The following are some facts about Liam Neeson:

  • William John Neeson was born in Ballymena, Northern Ireland, on June 7, 1952.
  • In 1961, Neeson, at the age 9, joined a boxing team run by a priest.
  • In 1967, he had his nose broken during a childhood boxing match (date approximate).
  • As a teenager, Neeson drove a forklift for a brewery; he planned to become a teacher, then an architect before answering an ad placed by the Lyric Players' Theatre in Belfast.
  • Neeson made his professional stage debut in "The Risen People" at Lyric Player's Theatre, Belfast, in 1976.
  • In 1979, Neeson made his educational film debut as Jesus Christ in a film based on John Bunyan's "The Pilgrim's Progress" for evangelical Bible students in Ireland (date approximate).
  • In 1980, Neeson played Lenny in the Abbey Theatre production of "Of Mice and Men"; spotted by director John Boorman who later cast the actor in "Excalibur."
  • In 1981, Neeson made his feature film debut as Sir Gawain in Boorman's "Excalibur."
  • In 1984, Neeson made his United States television debut in the CBS miniseries "Ellis Island"; co-starred as Blackie O'Neill in the syndicated miniseries "A Woman of Substance."

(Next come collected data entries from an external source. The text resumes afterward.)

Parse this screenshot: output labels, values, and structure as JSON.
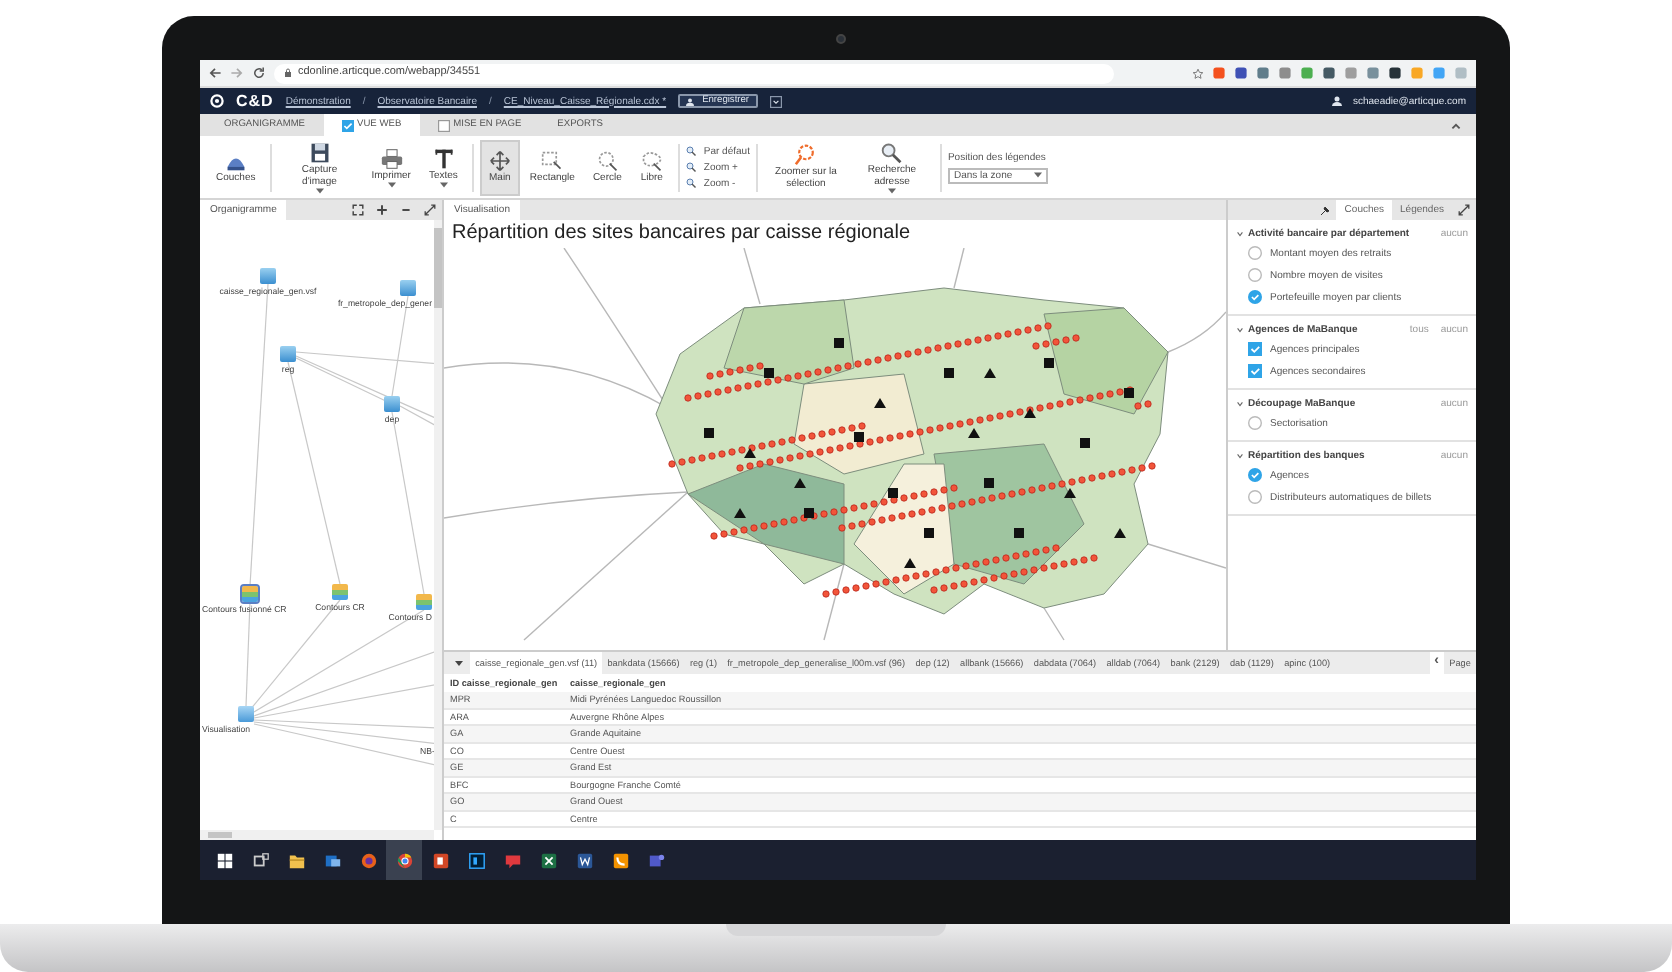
{
  "browser": {
    "url": "cdonline.articque.com/webapp/34551",
    "extensions": [
      {
        "selected": false
      },
      {
        "selected": false
      },
      {
        "selected": false
      },
      {
        "selected": false
      },
      {
        "selected": false
      },
      {
        "selected": false
      },
      {
        "selected": false
      },
      {
        "selected": false
      },
      {
        "selected": false
      },
      {
        "selected": false
      },
      {
        "selected": false
      },
      {
        "selected": false
      }
    ]
  },
  "app_header": {
    "logo": "C&D",
    "breadcrumbs": [
      "Démonstration",
      "Observatoire Bancaire",
      "CE_Niveau_Caisse_Régionale.cdx *"
    ],
    "separator": "/",
    "save_button": "Enregistrer",
    "user": "schaeadie@articque.com"
  },
  "ribbon_tabs": [
    {
      "label": "ORGANIGRAMME",
      "kind": "plain",
      "selected": false
    },
    {
      "label": "VUE WEB",
      "kind": "toggle",
      "checked": true,
      "selected": true
    },
    {
      "label": "MISE EN PAGE",
      "kind": "toggle",
      "checked": false,
      "selected": false
    },
    {
      "label": "EXPORTS",
      "kind": "plain",
      "selected": false
    }
  ],
  "toolbar": [
    {
      "kind": "big",
      "label": "Couches",
      "selected": false,
      "dropdown": false
    },
    {
      "kind": "big",
      "label": "Capture d'image",
      "selected": false,
      "dropdown": true
    },
    {
      "kind": "big",
      "label": "Imprimer",
      "selected": false,
      "dropdown": true
    },
    {
      "kind": "big",
      "label": "Textes",
      "selected": false,
      "dropdown": true
    },
    {
      "kind": "big",
      "label": "Main",
      "selected": true,
      "dropdown": false
    },
    {
      "kind": "big",
      "label": "Rectangle",
      "selected": false,
      "dropdown": false
    },
    {
      "kind": "big",
      "label": "Cercle",
      "selected": false,
      "dropdown": false
    },
    {
      "kind": "big",
      "label": "Libre",
      "selected": false,
      "dropdown": false
    },
    {
      "kind": "stack",
      "items": [
        "Par défaut",
        "Zoom +",
        "Zoom -"
      ]
    },
    {
      "kind": "big",
      "label": "Zoomer sur la sélection",
      "selected": false,
      "dropdown": false
    },
    {
      "kind": "big",
      "label": "Recherche adresse",
      "selected": false,
      "dropdown": true
    },
    {
      "kind": "select",
      "label": "Position des légendes",
      "value": "Dans la zone"
    }
  ],
  "organigram": {
    "title": "Organigramme",
    "nodes": [
      {
        "kind": "data",
        "label": "caisse_regionale_gen.vsf"
      },
      {
        "kind": "data",
        "label": "fr_metropole_dep_gener"
      },
      {
        "kind": "data",
        "label": "reg"
      },
      {
        "kind": "data",
        "label": "dep"
      },
      {
        "kind": "contours",
        "label": "Contours fusionné CR"
      },
      {
        "kind": "contours",
        "label": "Contours CR"
      },
      {
        "kind": "contours",
        "label": "Contours D"
      },
      {
        "kind": "view",
        "label": "Visualisation"
      },
      {
        "kind": "text",
        "label": "NB-"
      }
    ]
  },
  "visualization": {
    "tab": "Visualisation",
    "title": "Répartition des sites bancaires par caisse régionale"
  },
  "legend_panel": {
    "tabs": [
      {
        "label": "Couches",
        "selected": true
      },
      {
        "label": "Légendes",
        "selected": false
      }
    ],
    "sections": [
      {
        "title": "Activité bancaire par département",
        "actions": [
          "aucun"
        ],
        "items": [
          {
            "kind": "radio",
            "label": "Montant moyen des retraits",
            "checked": false
          },
          {
            "kind": "radio",
            "label": "Nombre moyen de visites",
            "checked": false
          },
          {
            "kind": "radio",
            "label": "Portefeuille moyen par clients",
            "checked": true
          }
        ]
      },
      {
        "title": "Agences de MaBanque",
        "actions": [
          "tous",
          "aucun"
        ],
        "items": [
          {
            "kind": "checkbox",
            "label": "Agences principales",
            "checked": true
          },
          {
            "kind": "checkbox",
            "label": "Agences secondaires",
            "checked": true
          }
        ]
      },
      {
        "title": "Découpage MaBanque",
        "actions": [
          "aucun"
        ],
        "items": [
          {
            "kind": "radio",
            "label": "Sectorisation",
            "checked": false
          }
        ]
      },
      {
        "title": "Répartition des banques",
        "actions": [
          "aucun"
        ],
        "items": [
          {
            "kind": "radio",
            "label": "Agences",
            "checked": true
          },
          {
            "kind": "radio",
            "label": "Distributeurs automatiques de billets",
            "checked": false
          }
        ]
      }
    ]
  },
  "data_table": {
    "tabs": [
      {
        "label": "caisse_regionale_gen.vsf (11)",
        "selected": true
      },
      {
        "label": "bankdata (15666)",
        "selected": false
      },
      {
        "label": "reg (1)",
        "selected": false
      },
      {
        "label": "fr_metropole_dep_generalise_l00m.vsf (96)",
        "selected": false
      },
      {
        "label": "dep (12)",
        "selected": false
      },
      {
        "label": "allbank (15666)",
        "selected": false
      },
      {
        "label": "dabdata (7064)",
        "selected": false
      },
      {
        "label": "alldab (7064)",
        "selected": false
      },
      {
        "label": "bank (2129)",
        "selected": false
      },
      {
        "label": "dab (1129)",
        "selected": false
      },
      {
        "label": "apinc (100)",
        "selected": false
      }
    ],
    "pager": {
      "prev": "‹",
      "label": "Page"
    },
    "columns": [
      "ID caisse_regionale_gen",
      "caisse_regionale_gen"
    ],
    "rows": [
      [
        "MPR",
        "Midi Pyrénées Languedoc Roussillon"
      ],
      [
        "ARA",
        "Auvergne Rhône Alpes"
      ],
      [
        "GA",
        "Grande Aquitaine"
      ],
      [
        "CO",
        "Centre Ouest"
      ],
      [
        "GE",
        "Grand Est"
      ],
      [
        "BFC",
        "Bourgogne Franche Comté"
      ],
      [
        "GO",
        "Grand Ouest"
      ],
      [
        "C",
        "Centre"
      ]
    ]
  },
  "taskbar": {
    "apps": [
      {
        "selected": false
      },
      {
        "selected": false
      },
      {
        "selected": false
      },
      {
        "selected": false
      },
      {
        "selected": false
      },
      {
        "selected": true
      },
      {
        "selected": false
      },
      {
        "selected": false
      },
      {
        "selected": false
      },
      {
        "selected": false
      },
      {
        "selected": false
      },
      {
        "selected": false
      },
      {
        "selected": false
      }
    ]
  }
}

  • In 1986, the actor was a guest star on the "Miami Vice" third season opener, playing an IRA operative; reprised role of Blackie O'Neill in the syndicated miniseries sequel "Hold That Dream."

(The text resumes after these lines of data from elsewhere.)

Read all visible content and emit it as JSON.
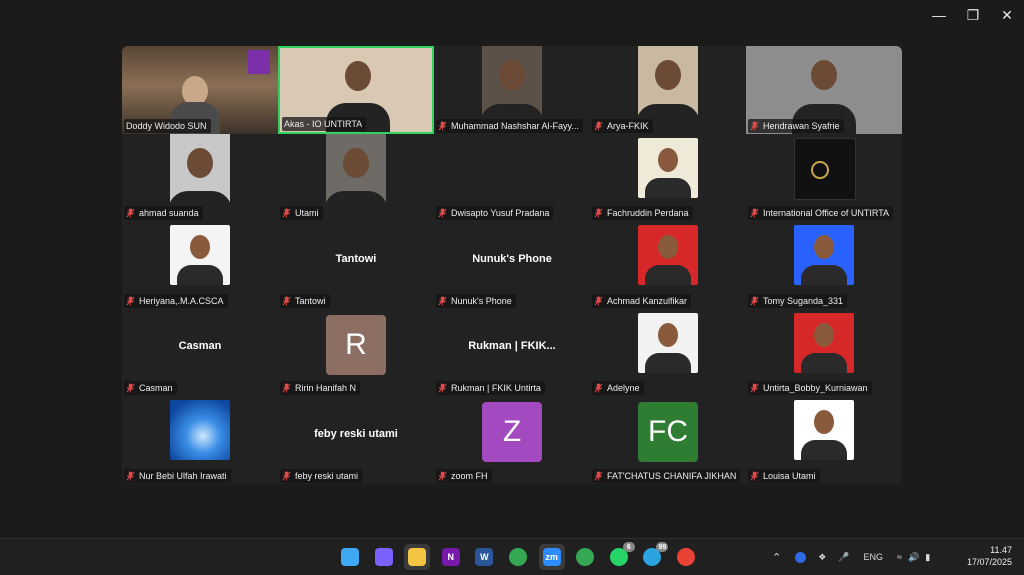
{
  "window": {
    "controls": [
      "minimize",
      "restore",
      "close"
    ]
  },
  "participants": [
    {
      "name": "Doddy Widodo SUN",
      "muted": false,
      "type": "video-room"
    },
    {
      "name": "Akas - IO UNTIRTA",
      "muted": false,
      "type": "video",
      "active": true
    },
    {
      "name": "Muhammad Nashshar Al-Fayy...",
      "muted": true,
      "type": "video"
    },
    {
      "name": "Arya-FKIK",
      "muted": true,
      "type": "video"
    },
    {
      "name": "Hendrawan Syafrie",
      "muted": true,
      "type": "video"
    },
    {
      "name": "ahmad suanda",
      "muted": true,
      "type": "video"
    },
    {
      "name": "Utami",
      "muted": true,
      "type": "video"
    },
    {
      "name": "Dwisapto Yusuf Pradana",
      "muted": true,
      "type": "blank"
    },
    {
      "name": "Fachruddin Perdana",
      "muted": true,
      "type": "photo"
    },
    {
      "name": "International Office of UNTIRTA",
      "muted": true,
      "type": "logo"
    },
    {
      "name": "Heriyana,.M.A.CSCA",
      "muted": true,
      "type": "photo"
    },
    {
      "name": "Tantowi",
      "muted": true,
      "type": "text",
      "display": "Tantowi"
    },
    {
      "name": "Nunuk's Phone",
      "muted": true,
      "type": "text",
      "display": "Nunuk's Phone"
    },
    {
      "name": "Achmad Kanzulfikar",
      "muted": true,
      "type": "photo"
    },
    {
      "name": "Tomy Suganda_331",
      "muted": true,
      "type": "photo"
    },
    {
      "name": "Casman",
      "muted": true,
      "type": "text",
      "display": "Casman"
    },
    {
      "name": "Ririn Hanifah N",
      "muted": true,
      "type": "avatar",
      "letter": "R",
      "color": "#8d6e63"
    },
    {
      "name": "Rukman | FKIK Untirta",
      "muted": true,
      "type": "text",
      "display": "Rukman | FKIK..."
    },
    {
      "name": "Adelyne",
      "muted": true,
      "type": "photo"
    },
    {
      "name": "Untirta_Bobby_Kurniawan",
      "muted": true,
      "type": "photo"
    },
    {
      "name": "Nur Bebi Ulfah Irawati",
      "muted": true,
      "type": "wallpaper"
    },
    {
      "name": "feby reski utami",
      "muted": true,
      "type": "text",
      "display": "feby reski utami"
    },
    {
      "name": "zoom FH",
      "muted": true,
      "type": "avatar",
      "letter": "Z",
      "color": "#a44ac1"
    },
    {
      "name": "FAT'CHATUS CHANIFA JIKHAN",
      "muted": true,
      "type": "avatar",
      "letter": "FC",
      "color": "#2e7d32"
    },
    {
      "name": "Louisa Utami",
      "muted": true,
      "type": "photo"
    }
  ],
  "taskbar": {
    "apps": [
      {
        "name": "windows-start",
        "label": ""
      },
      {
        "name": "copilot",
        "label": ""
      },
      {
        "name": "file-explorer",
        "label": ""
      },
      {
        "name": "onenote",
        "label": "N"
      },
      {
        "name": "word",
        "label": "W"
      },
      {
        "name": "chrome",
        "label": ""
      },
      {
        "name": "zoom",
        "label": "zm"
      },
      {
        "name": "chrome-profile",
        "label": ""
      },
      {
        "name": "whatsapp",
        "label": "",
        "badge": "6"
      },
      {
        "name": "telegram",
        "label": "",
        "badge": "99"
      },
      {
        "name": "chrome-profile-2",
        "label": ""
      }
    ],
    "tray": {
      "language": "ENG",
      "time": "11.47",
      "date": "17/07/2025"
    }
  }
}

  • In 1987, Neeson moved to Los Angeles; featured as a deaf-mute man falsely accused of murder and defended by Cher in "Suspect."

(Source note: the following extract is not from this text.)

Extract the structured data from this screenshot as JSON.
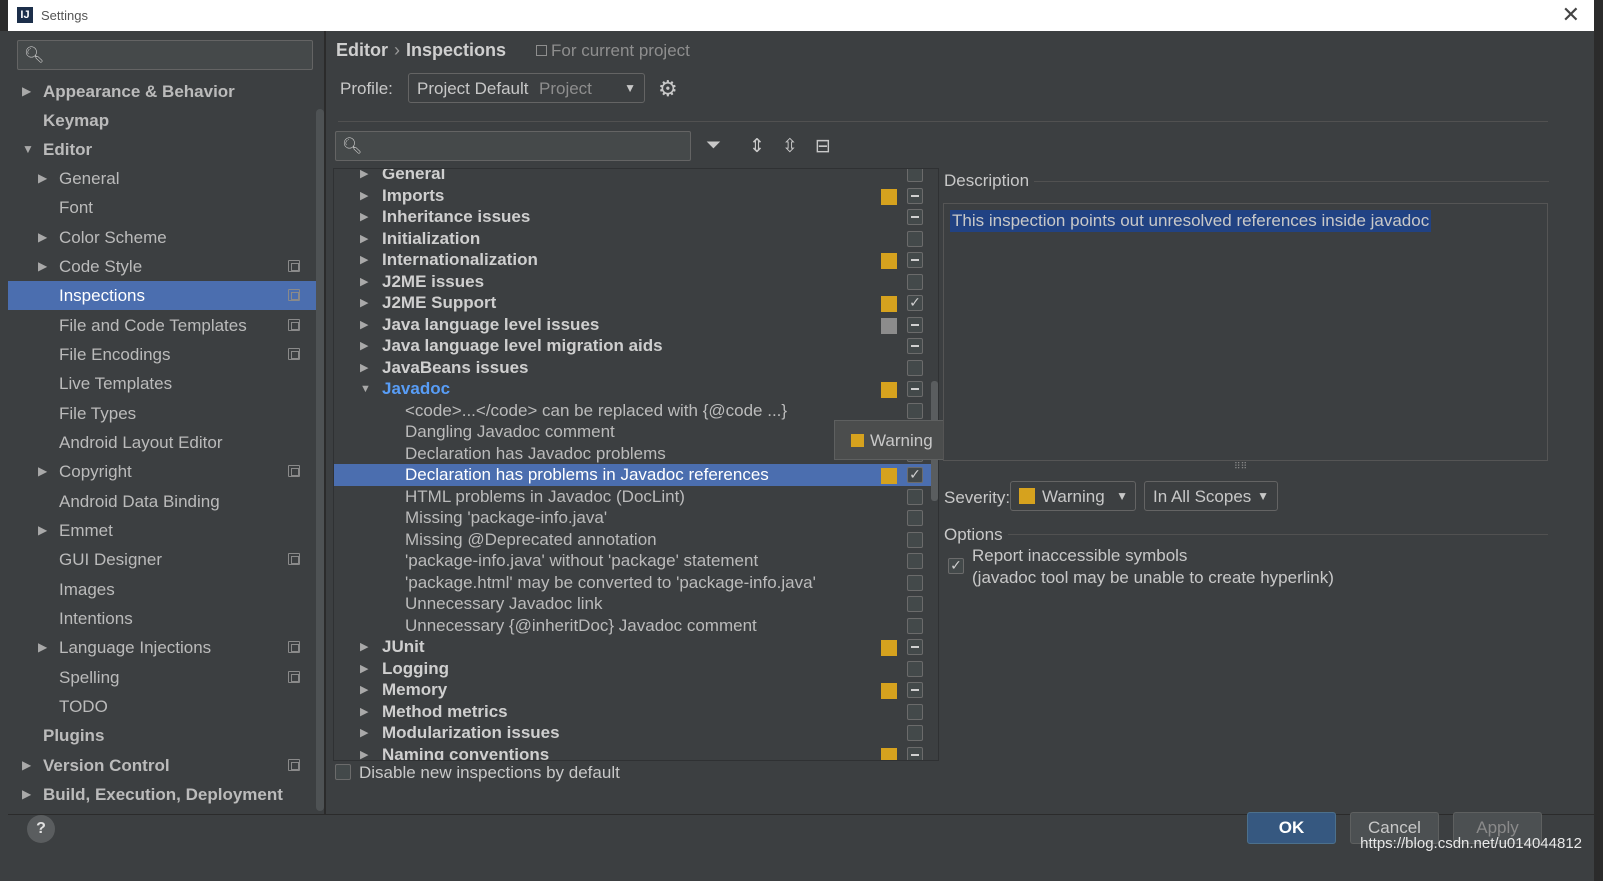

  • In 1988, Neeson had featured roles in "The Good Mother" and "The Dead Pool."
  • In 1990, Neeson made his feature starring debut as the titular tortured antihero of "Darkman."
  • In 1992, the actor made his Broadway debut in "Anna Christie"; featured in the World War II romance "Shining Through" and Woody Allen's "Husbands and Wives."
  • In 1993, Neeson had a title role in "Ethan Frome"; the actor had his breakthrough screen role as Oskar Schindler in "Schindler's List"; received a Best Actor Oscar nomination.
  • In 1994, Neeson co-starred with Natasha Richardson and Jodie Foster in "Nell."
  • In 1995, the actor played title role in the Scotland-set historical adventure "Rob Roy."
  • In 1996, Neeson had a featured role as a father whose teenaged son in charged with murder in "Before and After", co-starring with Meryl Streep and Edward Furlong; starred as the title revolutionary in Neil Jordan's controversial film "Michael Collins," co-starring Julia Roberts and Aidan Quinn.
  • In 1998, Neeson returned to Broadway playing Oscar Wilde in David Hare's drama "The Judas Kiss"; Starred as Jean Valjean in Bille August's adaptation of Victor Hugo's classic tale of injustice "Les Miserables."
  • In 1999, Neeson played Jedi Master Qui-Gon Jinn in "Star Wars: Episode I --The Phantom Menace"; the actor portrayed a professor who conducts psychological experiments in Jan De Bont's remake of "The Haunting."
  • In 2002, Neeson appeared with Harrison Ford in the submarine thriller "K19: The Widowmaker"; he also received an Order of the British Empire Award from Queen Elizabeth for his stage and screen career; Appeared in the highly anticipated Martin Scorsese film "Gangs of New York."